--- Stuart Jansen <[EMAIL PROTECTED]> wrote:
> On Mon, 2004-01-05 at 20:14, Daniel Crookston wrote:
>> Ewww, sub-selects.  Not a very efficient use of the DB,
>> is it?  I was under the impression that it's just as
>> fast (with MySQL at least) to just do the sub-select
>> yourself in the code instead of relying on the database
>> to do it.

> Think about if for a moment. Such a comment is obviously
> wrong. Which is better, copying 100,000 rows (possible
> across a network connection) and then building the next
> set of queries by hand, or letting all the data stay in
> the DB itself where it can be optimized by people who's
> specialty is doing such? Especially if many of those rows
> ending being irrelevant to the result? Sub-select exist
> for a reason, Monty's prejudices aside.
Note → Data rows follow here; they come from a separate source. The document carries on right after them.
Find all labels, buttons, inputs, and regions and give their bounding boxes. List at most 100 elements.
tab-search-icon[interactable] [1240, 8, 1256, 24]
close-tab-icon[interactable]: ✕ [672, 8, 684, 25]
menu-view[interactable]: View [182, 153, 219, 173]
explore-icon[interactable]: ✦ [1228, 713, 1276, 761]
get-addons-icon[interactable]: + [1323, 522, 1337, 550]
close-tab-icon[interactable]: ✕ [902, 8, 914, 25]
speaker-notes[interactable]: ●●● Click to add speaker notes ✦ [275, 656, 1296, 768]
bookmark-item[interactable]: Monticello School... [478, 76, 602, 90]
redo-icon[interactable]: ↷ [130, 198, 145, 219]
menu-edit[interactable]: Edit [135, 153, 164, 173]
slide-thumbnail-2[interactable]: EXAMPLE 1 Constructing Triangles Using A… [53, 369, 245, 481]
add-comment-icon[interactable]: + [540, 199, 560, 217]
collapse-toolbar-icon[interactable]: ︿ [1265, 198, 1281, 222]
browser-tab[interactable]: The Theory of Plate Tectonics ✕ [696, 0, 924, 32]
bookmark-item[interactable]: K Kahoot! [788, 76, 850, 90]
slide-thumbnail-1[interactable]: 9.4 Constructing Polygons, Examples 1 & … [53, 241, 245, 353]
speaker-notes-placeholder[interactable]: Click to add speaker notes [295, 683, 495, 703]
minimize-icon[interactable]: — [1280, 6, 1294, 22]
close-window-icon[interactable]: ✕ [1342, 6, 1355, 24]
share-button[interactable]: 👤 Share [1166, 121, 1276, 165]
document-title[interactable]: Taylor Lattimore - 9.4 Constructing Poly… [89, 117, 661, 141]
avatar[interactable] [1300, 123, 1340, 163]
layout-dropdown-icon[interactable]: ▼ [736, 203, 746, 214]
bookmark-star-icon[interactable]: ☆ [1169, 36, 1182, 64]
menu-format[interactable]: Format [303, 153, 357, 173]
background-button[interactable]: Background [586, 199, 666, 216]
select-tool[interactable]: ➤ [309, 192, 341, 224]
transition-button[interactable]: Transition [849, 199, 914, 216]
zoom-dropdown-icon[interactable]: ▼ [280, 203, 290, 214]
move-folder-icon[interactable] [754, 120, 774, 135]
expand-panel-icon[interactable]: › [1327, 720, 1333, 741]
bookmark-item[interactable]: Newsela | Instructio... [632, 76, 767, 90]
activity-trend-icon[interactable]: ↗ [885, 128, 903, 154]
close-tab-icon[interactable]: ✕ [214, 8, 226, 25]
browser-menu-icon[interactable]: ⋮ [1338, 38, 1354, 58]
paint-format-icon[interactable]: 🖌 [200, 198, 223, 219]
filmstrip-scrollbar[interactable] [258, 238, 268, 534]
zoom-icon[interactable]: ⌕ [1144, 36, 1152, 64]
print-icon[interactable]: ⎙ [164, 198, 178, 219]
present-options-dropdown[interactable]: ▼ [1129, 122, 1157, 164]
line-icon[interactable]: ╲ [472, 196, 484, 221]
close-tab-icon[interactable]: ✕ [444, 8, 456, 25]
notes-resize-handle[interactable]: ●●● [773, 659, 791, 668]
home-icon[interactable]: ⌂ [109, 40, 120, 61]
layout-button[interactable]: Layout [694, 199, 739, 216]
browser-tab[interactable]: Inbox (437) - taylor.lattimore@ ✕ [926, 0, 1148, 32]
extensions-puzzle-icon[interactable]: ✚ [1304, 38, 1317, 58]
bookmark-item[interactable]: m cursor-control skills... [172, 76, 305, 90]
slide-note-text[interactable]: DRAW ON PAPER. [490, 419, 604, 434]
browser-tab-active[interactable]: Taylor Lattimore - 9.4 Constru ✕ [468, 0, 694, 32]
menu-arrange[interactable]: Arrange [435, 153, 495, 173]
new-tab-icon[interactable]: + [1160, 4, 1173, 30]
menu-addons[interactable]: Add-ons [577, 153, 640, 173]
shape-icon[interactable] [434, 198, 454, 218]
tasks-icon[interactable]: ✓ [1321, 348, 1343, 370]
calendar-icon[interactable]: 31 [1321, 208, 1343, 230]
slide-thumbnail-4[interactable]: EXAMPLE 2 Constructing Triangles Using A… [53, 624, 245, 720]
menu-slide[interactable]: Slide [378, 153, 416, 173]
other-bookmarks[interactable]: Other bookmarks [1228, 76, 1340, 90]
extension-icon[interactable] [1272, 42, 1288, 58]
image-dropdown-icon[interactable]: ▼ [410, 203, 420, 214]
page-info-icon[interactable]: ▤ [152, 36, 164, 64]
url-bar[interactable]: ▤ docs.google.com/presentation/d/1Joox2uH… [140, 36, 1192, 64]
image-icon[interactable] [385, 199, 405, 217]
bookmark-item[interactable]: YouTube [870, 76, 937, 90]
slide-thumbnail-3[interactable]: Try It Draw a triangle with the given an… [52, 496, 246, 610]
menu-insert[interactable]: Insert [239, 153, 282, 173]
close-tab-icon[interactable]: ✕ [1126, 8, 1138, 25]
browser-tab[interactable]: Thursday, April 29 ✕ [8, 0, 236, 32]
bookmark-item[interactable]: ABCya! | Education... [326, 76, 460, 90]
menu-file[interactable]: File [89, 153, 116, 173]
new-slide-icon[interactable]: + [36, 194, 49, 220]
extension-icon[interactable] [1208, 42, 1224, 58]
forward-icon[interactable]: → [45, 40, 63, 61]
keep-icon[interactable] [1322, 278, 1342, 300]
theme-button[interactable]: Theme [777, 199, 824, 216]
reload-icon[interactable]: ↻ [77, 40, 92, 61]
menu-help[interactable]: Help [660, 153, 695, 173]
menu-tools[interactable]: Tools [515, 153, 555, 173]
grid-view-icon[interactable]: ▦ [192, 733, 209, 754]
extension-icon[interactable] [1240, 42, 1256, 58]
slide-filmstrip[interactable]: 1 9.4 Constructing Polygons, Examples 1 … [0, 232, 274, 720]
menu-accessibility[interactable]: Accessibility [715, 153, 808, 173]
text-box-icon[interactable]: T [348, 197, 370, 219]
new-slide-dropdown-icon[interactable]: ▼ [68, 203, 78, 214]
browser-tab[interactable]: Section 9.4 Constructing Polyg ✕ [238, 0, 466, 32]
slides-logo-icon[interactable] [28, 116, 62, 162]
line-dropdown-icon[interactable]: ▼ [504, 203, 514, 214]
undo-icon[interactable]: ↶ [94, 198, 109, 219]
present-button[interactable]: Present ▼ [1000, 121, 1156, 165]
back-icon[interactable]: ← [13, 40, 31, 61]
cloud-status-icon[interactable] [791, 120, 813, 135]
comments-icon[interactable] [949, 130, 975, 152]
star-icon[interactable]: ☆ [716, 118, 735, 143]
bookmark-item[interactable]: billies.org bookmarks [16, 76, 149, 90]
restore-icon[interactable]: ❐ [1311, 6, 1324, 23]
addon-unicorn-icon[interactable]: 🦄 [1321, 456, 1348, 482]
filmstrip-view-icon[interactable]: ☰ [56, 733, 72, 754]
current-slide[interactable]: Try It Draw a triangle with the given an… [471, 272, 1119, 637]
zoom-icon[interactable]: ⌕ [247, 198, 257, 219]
Sure, sub-selects
> shouldn't be used in every query, but a good programmers
> is paid to know when they are appropriate.

Sub-queries have their place, but very often they can be
replaced by some form of join.  Indeed, that's exactly what
the query optimizer usually does with them.

In any event, MySQL does support sub-queries, at least, as
of version 4.1.  While 4.1 is still officially an alpha
release, I haven't run into significant problems using it to
run web sites -- although the main reason for using it in
that way is the Unicode support, not the sub-queries.